Although we don't believe in timing the market or panicking over market movements, we do like to keep an eye on big changes -- just in case they're material to our investing thesis.

What: Shares of Green Mountain Coffee Roasters (GMCR.DL) were percolating this morning, jumping as much as 26% after a surprisingly strong earnings report.

So what: The Keurig-maker has had a rough year, seeing its stock price tumble amid worries about patent expirations, accounting tricks, and the ouster of the departure of its chairman and CEO, so last night's report had shareholders breathing a sigh of relief. The company reported adjusted earnings per share of $0.64, well above expectations of $0.48. Revenue growth was also robust, increasing by 33% to $946.7 million, and showed strong increases in both major categories with a 47% in the single-serve K-cup packs.

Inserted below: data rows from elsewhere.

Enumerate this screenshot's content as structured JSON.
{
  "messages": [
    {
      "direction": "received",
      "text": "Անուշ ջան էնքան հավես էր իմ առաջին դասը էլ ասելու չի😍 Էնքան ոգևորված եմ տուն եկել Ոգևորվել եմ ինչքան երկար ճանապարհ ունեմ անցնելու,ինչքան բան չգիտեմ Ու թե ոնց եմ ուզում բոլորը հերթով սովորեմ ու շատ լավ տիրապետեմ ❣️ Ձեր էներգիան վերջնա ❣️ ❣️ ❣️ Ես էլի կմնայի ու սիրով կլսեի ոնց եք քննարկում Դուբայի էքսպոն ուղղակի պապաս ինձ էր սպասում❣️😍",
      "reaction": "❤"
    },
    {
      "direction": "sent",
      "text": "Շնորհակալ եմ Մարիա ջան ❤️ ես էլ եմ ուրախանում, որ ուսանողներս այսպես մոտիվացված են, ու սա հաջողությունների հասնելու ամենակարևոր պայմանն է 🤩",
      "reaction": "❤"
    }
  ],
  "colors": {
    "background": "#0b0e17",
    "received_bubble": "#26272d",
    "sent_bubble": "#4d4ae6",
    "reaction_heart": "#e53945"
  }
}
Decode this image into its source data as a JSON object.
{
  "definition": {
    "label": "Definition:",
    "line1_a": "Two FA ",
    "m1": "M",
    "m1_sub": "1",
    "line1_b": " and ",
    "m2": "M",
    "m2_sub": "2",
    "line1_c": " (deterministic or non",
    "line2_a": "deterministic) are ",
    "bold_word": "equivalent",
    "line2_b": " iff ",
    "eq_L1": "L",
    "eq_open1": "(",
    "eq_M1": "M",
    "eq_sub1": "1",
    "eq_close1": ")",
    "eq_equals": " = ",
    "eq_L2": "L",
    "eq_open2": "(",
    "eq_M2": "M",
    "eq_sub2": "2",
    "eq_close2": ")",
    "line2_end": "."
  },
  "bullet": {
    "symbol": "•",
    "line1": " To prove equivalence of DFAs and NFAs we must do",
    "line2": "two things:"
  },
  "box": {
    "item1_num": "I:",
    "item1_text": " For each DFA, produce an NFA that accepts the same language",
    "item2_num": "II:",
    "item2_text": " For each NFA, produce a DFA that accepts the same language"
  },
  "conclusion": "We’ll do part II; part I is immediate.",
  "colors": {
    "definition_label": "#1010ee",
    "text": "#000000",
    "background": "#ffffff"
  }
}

Now what: The results seemed to stem concerns that Green Mountain would collapse once its K-cups came off patent. Sales did slow in the other products and royalties category, but the company blamed that in part on last year's sale of its Filterfresh delivery and office supply service. The coming quarters will reveal more details about the effects of the patent expiration, but it looks like shareholders are safe for now. With a P/E of 16 and moderate growth prospects, 2013 is shaping up to be a much more boring year for Green Mountain than 2012. That's a welcome development for shareholders.